Eddie Hearn wasn’t kidding.
Daniel Jacobs’ promoter suggested Wednesday that Jacobs could ignore the 170-pound limit for his second-day weigh-in the morning of his fight against Canelo Alvarez. The steep penalty – $250,000 per pound over 170 – was thought to be prohibitive, but Hearn clarified that weighing over 170 pounds Saturday morning wouldn’t cost Jacobs his IBF middleweight or prevent the fight from happening.
Those financial ramifications apparently weren’t enough to deter Jacobs.
Oscar De La Hoya, Alvarez’s promoter, told ESPN.com that Jacobs weighed 173.6 pounds at their second-day weigh-in. Alvarez, according to De La Hoya, weighed 169 pounds.
A strict confidentiality agreement among the two sides was supposed to have kept both camps from disclosing what Alvarez and Jacobs weighed Saturday morning. It is not clear if De La Hoya will have to pay a penalty for disclosing the weights or, if so, how much money it’ll cost Golden Boy Promotions.
Regardless, Jacobs weighing in 3½ pounds more than what was allowable in their contracts will not prohibit their 12-round, 160-pound unification fight from taking place Saturday night at T-Mobile Arena. According to his contract’s terms, however, those 3½ pounds should cost Jacobs $1 million because an ounce over three pounds would count as four pounds.
Jacobs’ purse is just above eight figures, despite that it’s listed as $2.5 million on his Nevada State Athletic Commission contract. Alvarez’s NSAC contract lists his purse as $35 million.
Jacobs officially weighed in at 160 pounds Friday at T-Mobile Arena. Alvarez stepped on the NSAC’s scale at 159½ pounds.
Alvarez’s team demanded the second-day weigh-in while negotiating for their middleweight title unification bout because of Jacobs’ size advantage.
The 5-feet-8 Alvarez (51-1-2, 35 KOs) stands four inches shorter than Jacobs (35-2, 29 KOs). Alvarez returned to the middleweight division for the Jacobs bout after defeating England’s Rocky Fielding by third-round technical knockout in their WBA world super middleweight championship match December 15 at Madison Square Garden in New York.
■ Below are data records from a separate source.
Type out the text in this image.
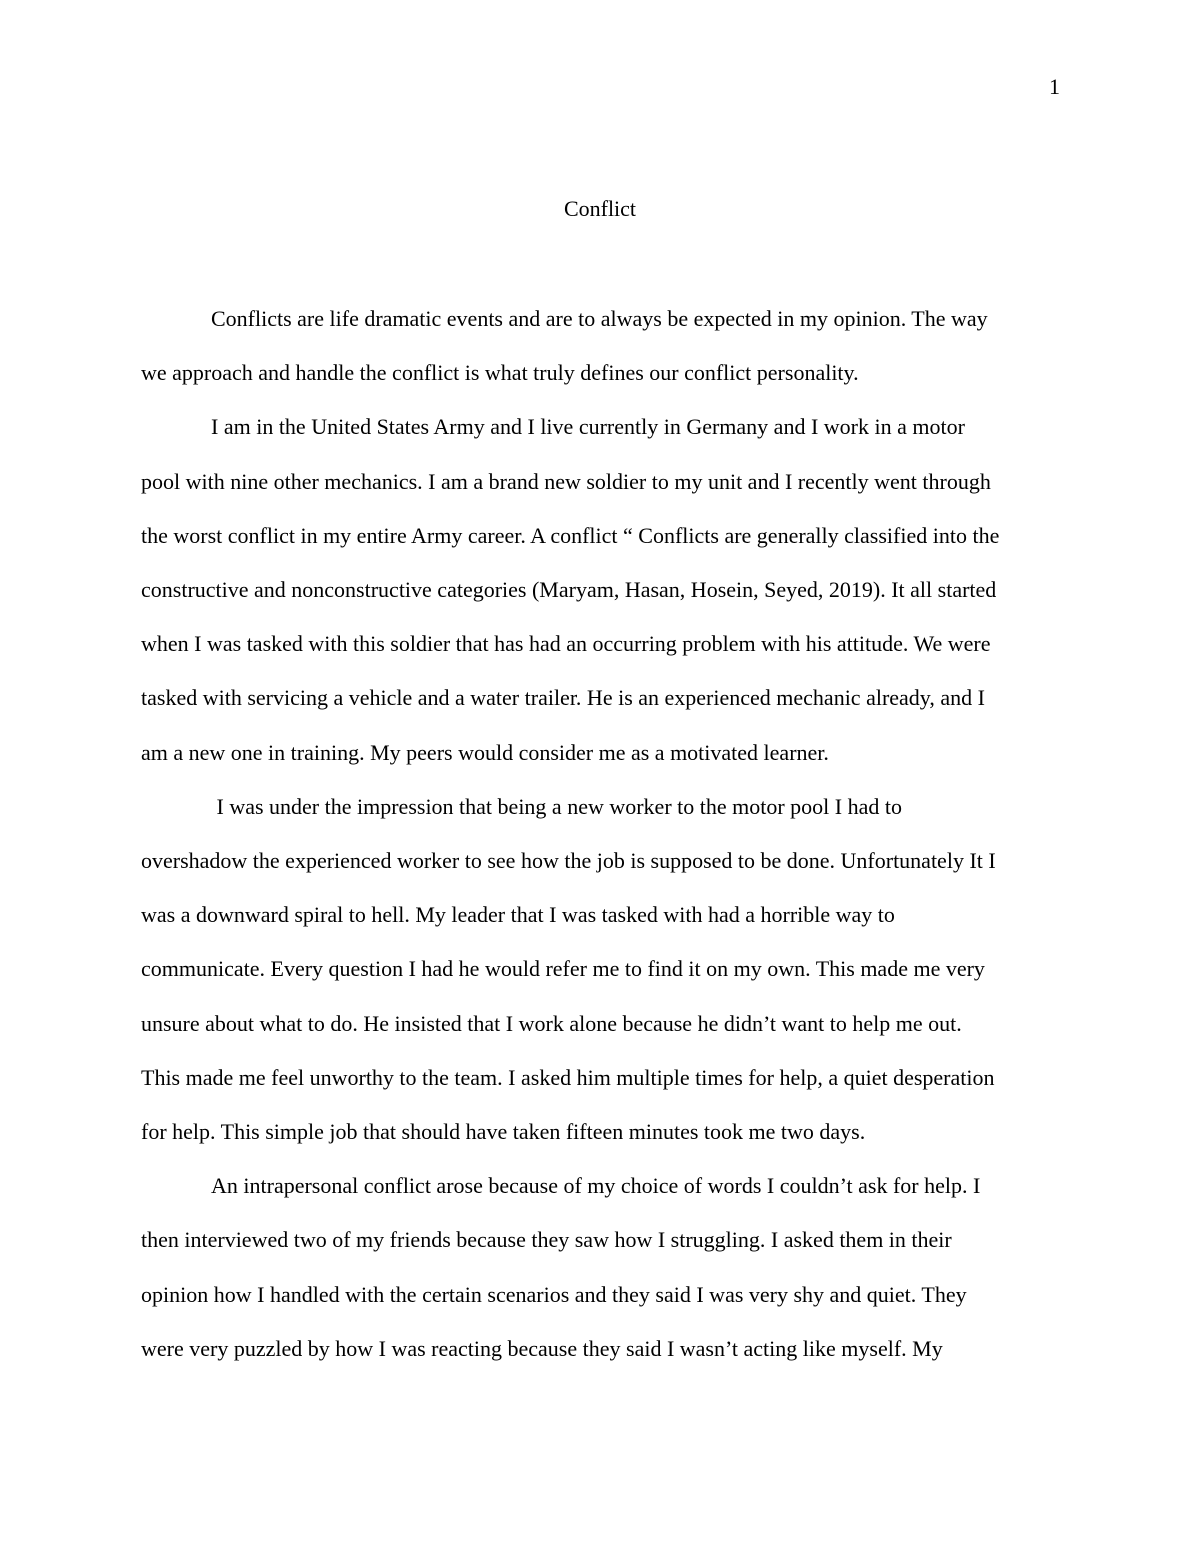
1
Conflict

Conflicts are life dramatic events and are to always be expected in my opinion. The way
we approach and handle the conflict is what truly defines our conflict personality.

I am in the United States Army and I live currently in Germany and I work in a motor
pool with nine other mechanics. I am a brand new soldier to my unit and I recently went through
the worst conflict in my entire Army career. A conflict “ Conflicts are generally classified into the
constructive and nonconstructive categories (Maryam, Hasan, Hosein, Seyed, 2019). It all started
when I was tasked with this soldier that has had an occurring problem with his attitude. We were
tasked with servicing a vehicle and a water trailer. He is an experienced mechanic already, and I
am a new one in training. My peers would consider me as a motivated learner.

I was under the impression that being a new worker to the motor pool I had to
overshadow the experienced worker to see how the job is supposed to be done. Unfortunately It I
was a downward spiral to hell. My leader that I was tasked with had a horrible way to
communicate. Every question I had he would refer me to find it on my own. This made me very
unsure about what to do. He insisted that I work alone because he didn’t want to help me out.
This made me feel unworthy to the team. I asked him multiple times for help, a quiet desperation
for help. This simple job that should have taken fifteen minutes took me two days.

An intrapersonal conflict arose because of my choice of words I couldn’t ask for help. I
then interviewed two of my friends because they saw how I struggling. I asked them in their
opinion how I handled with the certain scenarios and they said I was very shy and quiet. They
were very puzzled by how I was reacting because they said I wasn’t acting like myself. My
Former middleweight champ Gennadiy Golovkin and his team accused Jacobs of gaining an unfair advantage when he skipped the IBF’s second-day weigh-in the morning of their March 2017 fight at Madison Square Garden. Brooklyn’s Jacobs never intended to attend that second-day weigh-in, but his team didn’t alert Golovkin’s handlers before he didn’t appear at it.
Jacobs has since won the IBF middleweight title, but the New Jersey-based sanctioning organization’s second-day weigh-in rule isn’t in effect for his bout with Alvarez because it’s a unification fight. Mexico’s Alvarez owns the WBA and WBC middleweight championships, the same two titles for which Jacobs boxed Golovkin.
The 32-year-old Jacobs told a group of reporters Tuesday at MGM Grand that he intends to weigh a maximum of 175 pounds when he enters the ring Saturday night to face Alvarez. That would limit him to gaining only 1½ pounds in the roughly 12 hours between the second-day weigh-in and the beginning of their fight.